The goal was to feed the Post 1 membership for free to give back to those who have secured our American rights and freedoms. Those in attendance served in World War II, Korea, Vietnam, the Gulf War, and during the war on terror, and many of them wore their ball caps denoting their deployments. There were a few men without two legs or two arms, and all of them were altered permanently during their duty. You just don’t see what these folks have seen and remain the same person.
“It’s a good event for our members and their families because it brings us all together at the same time,” said John Fatigati, commander of Wheeling Post 1. “Usually we’re all together for one of the ceremonies we do, but steak fries are a lot of fun for everyone.”
I also had the chance to spend some time with Jule Berisford. His son, Julian, was killed in action on Nov. 4, 2009, in the Pakitika Province in Afghanistan, while serving his first tour of duty as a member of the United States Army. Julian was 25 years old and assigned to the 3rd Battalion, 509th Parachute Infantry Regiment, 4th Brigade Combat Team (Airborne), 25th Infantry Division at the time.
“Of course, I’m still very sad, but I like to come to these kinds of events with veterans so I can honor him,” Jule said to me. “These veterans understand it but most people don’t.
“Plus, who doesn’t like a steak fry? The steaks are huge, the potatoes are huge, and the people are great,” the Gold Star father said. “I don’t know why people in other areas don’t have steak fries, but I do know they should.”
The First Timers.
Sean and Jody Podrat had never heard of a steak fry. They reside next door to my daughter and her husband in Cranberry, Pa., and arrived at this event very curious but completely unprepared. No tongs, no seasonings – not even a steak knife. They were like children visiting a playground for the first time and in awe of the monkey-bar concept of steak making.
“It’s as basic as it can be. Find the fire and try not to burn it,” Sean said. “Once you find your place on the grill, it’s just like you’re on your grill at home, but finding that right spot is tough because someone else usually has it.
“When a better spot opens, you have to be quick but polite. I didn’t know anyone,” he added. “But this was cool, and we’re coming back to Wheeling. Oh, and we’ll be ready next time. Just you wait.”
Joe and Jeanette Morgan spent the entire weekend in Wheeling. Also neighbors of my daughter’s, they had heard so much about the Friendly City that they wanted to experience it for themselves. Since it was a “First Friday,” they rode the trolley and visited the downtown district and Centre Market, and they were especially fond of the Moose Lodge 2621 on 12th Street. Neither of them had attended a steak fry before Saturday, and they were just as confused as the Podrats.

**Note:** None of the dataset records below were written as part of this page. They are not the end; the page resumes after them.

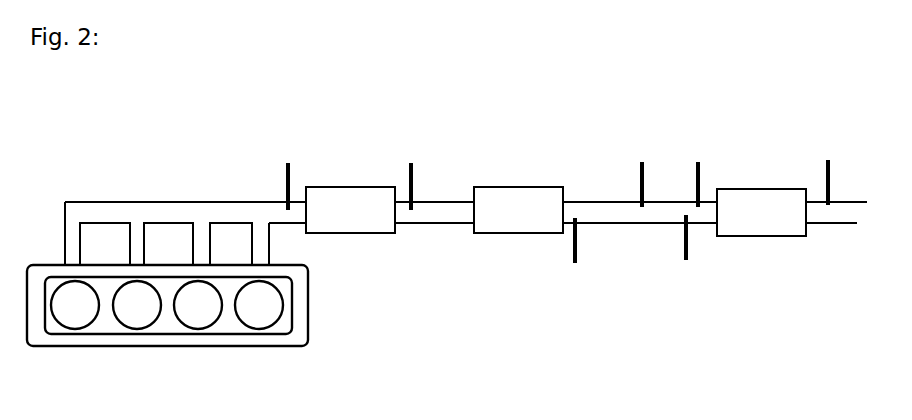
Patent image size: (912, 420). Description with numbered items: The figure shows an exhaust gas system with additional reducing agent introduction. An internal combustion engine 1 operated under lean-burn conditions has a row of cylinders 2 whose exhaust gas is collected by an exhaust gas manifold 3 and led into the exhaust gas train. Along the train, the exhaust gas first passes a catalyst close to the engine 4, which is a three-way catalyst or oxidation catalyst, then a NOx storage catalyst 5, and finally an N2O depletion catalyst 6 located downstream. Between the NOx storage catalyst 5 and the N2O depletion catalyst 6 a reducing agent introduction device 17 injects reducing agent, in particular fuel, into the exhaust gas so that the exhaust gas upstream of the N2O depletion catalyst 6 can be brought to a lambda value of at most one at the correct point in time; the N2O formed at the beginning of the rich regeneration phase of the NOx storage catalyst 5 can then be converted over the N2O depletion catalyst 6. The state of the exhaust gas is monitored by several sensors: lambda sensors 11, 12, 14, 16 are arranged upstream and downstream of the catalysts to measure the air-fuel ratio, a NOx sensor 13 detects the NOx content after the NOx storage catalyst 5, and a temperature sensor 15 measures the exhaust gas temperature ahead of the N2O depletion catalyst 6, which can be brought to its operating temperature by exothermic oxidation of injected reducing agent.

The internal combustion engine 1 is at (298, 337).
The row of cylinders 2 is at (150, 313).
The exhaust gas manifold 3 is at (168, 215).
The catalyst close to the engine 4 is at (344, 218).
The NOx storage catalyst 5 is at (511, 218).
The N2O depletion catalyst 6 is at (755, 219).
The lambda sensor 11 is at (292, 172).
The lambda sensor 12 is at (414, 172).
The NOx sensor 13 is at (572, 257).
The lambda sensor 14 is at (701, 170).
The temperature sensor 15 is at (689, 248).
The lambda sensor 16 is at (831, 168).
The reducing agent introduction device 17 is at (645, 170).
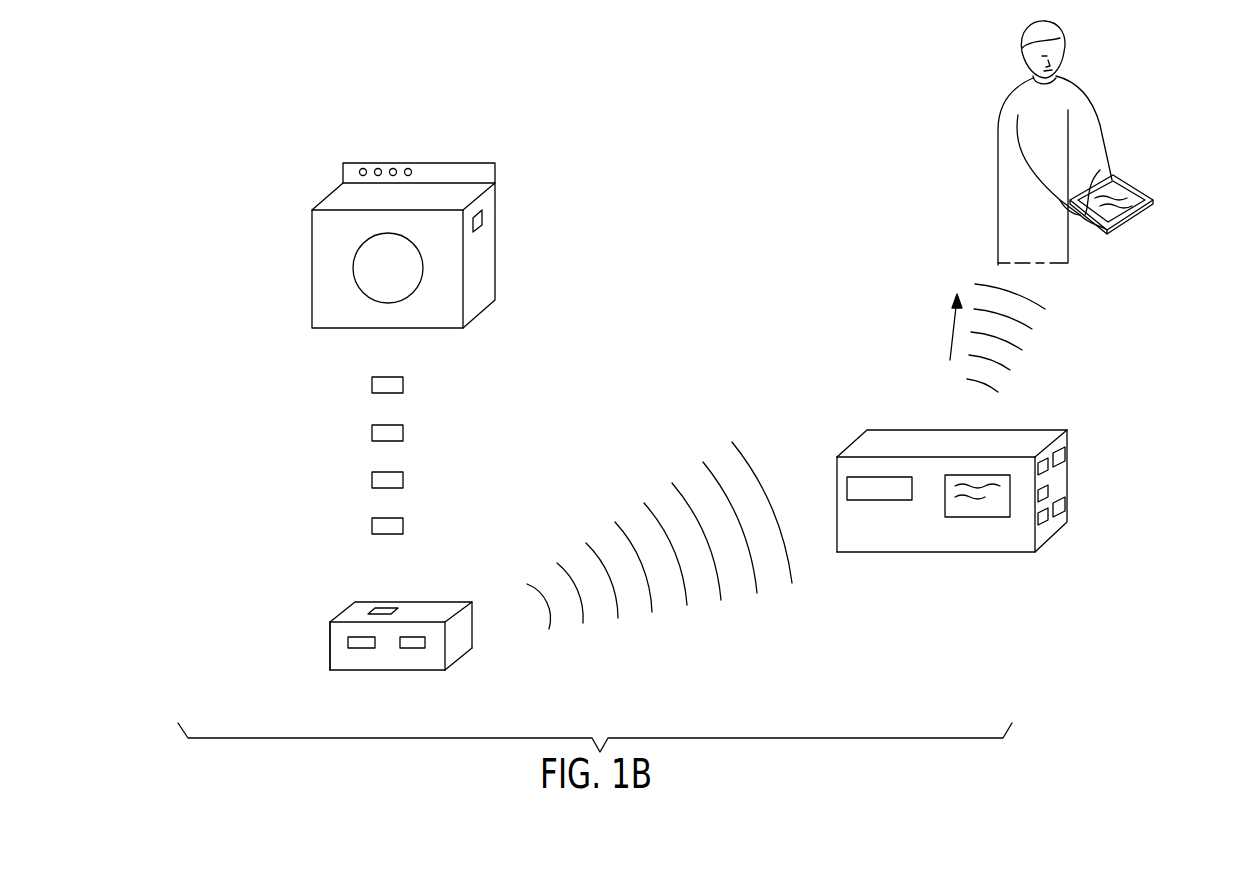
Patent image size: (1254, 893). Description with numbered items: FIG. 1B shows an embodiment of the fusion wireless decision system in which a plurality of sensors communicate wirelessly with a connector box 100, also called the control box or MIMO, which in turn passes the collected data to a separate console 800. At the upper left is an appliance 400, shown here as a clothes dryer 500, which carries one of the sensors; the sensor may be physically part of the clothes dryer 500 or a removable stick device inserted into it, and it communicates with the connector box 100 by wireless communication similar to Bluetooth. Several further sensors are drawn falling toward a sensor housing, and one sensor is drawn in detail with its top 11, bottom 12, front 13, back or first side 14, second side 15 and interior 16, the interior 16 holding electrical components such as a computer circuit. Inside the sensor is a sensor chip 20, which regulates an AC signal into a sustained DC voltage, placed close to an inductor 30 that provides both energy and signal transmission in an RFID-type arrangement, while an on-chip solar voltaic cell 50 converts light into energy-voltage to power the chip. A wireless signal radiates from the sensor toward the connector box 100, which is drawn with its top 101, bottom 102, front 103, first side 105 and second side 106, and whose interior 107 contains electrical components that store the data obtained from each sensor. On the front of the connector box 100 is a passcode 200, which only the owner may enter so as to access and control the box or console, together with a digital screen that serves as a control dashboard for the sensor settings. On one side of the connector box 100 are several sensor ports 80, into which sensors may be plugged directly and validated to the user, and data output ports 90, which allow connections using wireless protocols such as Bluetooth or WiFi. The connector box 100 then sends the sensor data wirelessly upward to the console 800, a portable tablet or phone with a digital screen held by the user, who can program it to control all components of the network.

The top 11 is at (422, 602).
The bottom 12 is at (422, 672).
The front 13 is at (400, 665).
The back / first side 14 is at (477, 622).
The second side 15 is at (457, 645).
The interior 16 is at (330, 645).
The sensor chip 20 is at (362, 650).
The inductor 30 is at (387, 608).
The on-chip solar voltaic cell 50 is at (413, 636).
The sensor ports 80 is at (1065, 512).
The data output ports 90 is at (1060, 452).
The connector box 100 is at (962, 506).
The top 101 is at (967, 435).
The bottom 102 is at (937, 553).
The front 103 is at (860, 538).
The first side 105 is at (1067, 477).
The second side 106 is at (837, 525).
The interior 107 is at (930, 465).
The passcode 200 is at (847, 488).
The appliance 400 is at (360, 219).
The clothes dryer 500 is at (325, 252).
The console 800 is at (1146, 189).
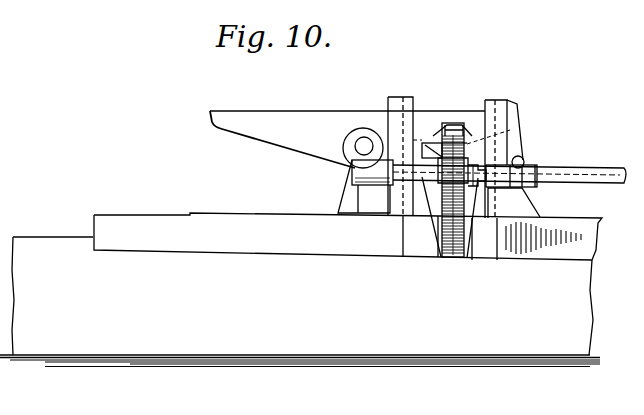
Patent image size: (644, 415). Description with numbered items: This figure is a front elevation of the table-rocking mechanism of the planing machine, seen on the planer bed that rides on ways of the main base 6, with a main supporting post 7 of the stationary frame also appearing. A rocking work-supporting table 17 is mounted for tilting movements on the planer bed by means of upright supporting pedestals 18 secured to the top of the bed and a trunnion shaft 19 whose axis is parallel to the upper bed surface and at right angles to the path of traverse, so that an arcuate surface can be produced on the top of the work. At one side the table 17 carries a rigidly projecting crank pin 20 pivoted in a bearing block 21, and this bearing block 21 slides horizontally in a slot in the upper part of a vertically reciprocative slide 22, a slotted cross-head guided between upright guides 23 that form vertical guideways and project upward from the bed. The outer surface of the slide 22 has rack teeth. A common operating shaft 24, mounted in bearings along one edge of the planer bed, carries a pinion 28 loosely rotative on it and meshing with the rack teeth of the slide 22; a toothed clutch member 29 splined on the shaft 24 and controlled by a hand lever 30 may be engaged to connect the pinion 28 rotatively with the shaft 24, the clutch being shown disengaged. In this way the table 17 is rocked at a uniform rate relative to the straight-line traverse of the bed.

“It sounded crazy at first,” Joe admitted. “But this is how I want to eat steak when I’m not at home from now on. This way I get it the way I want it. Not too overdone. Seasons the way I like it. Perfect.
“This event topped a great weekend for us,” he continued. “If we were in the position to be able to move here, I know we would definitely think about it. But it’s good to know that Wheeling is only 75 miles down the road from us because we’re coming back because there’s so much to do and the people are the friendliest I’ve ever encountered.”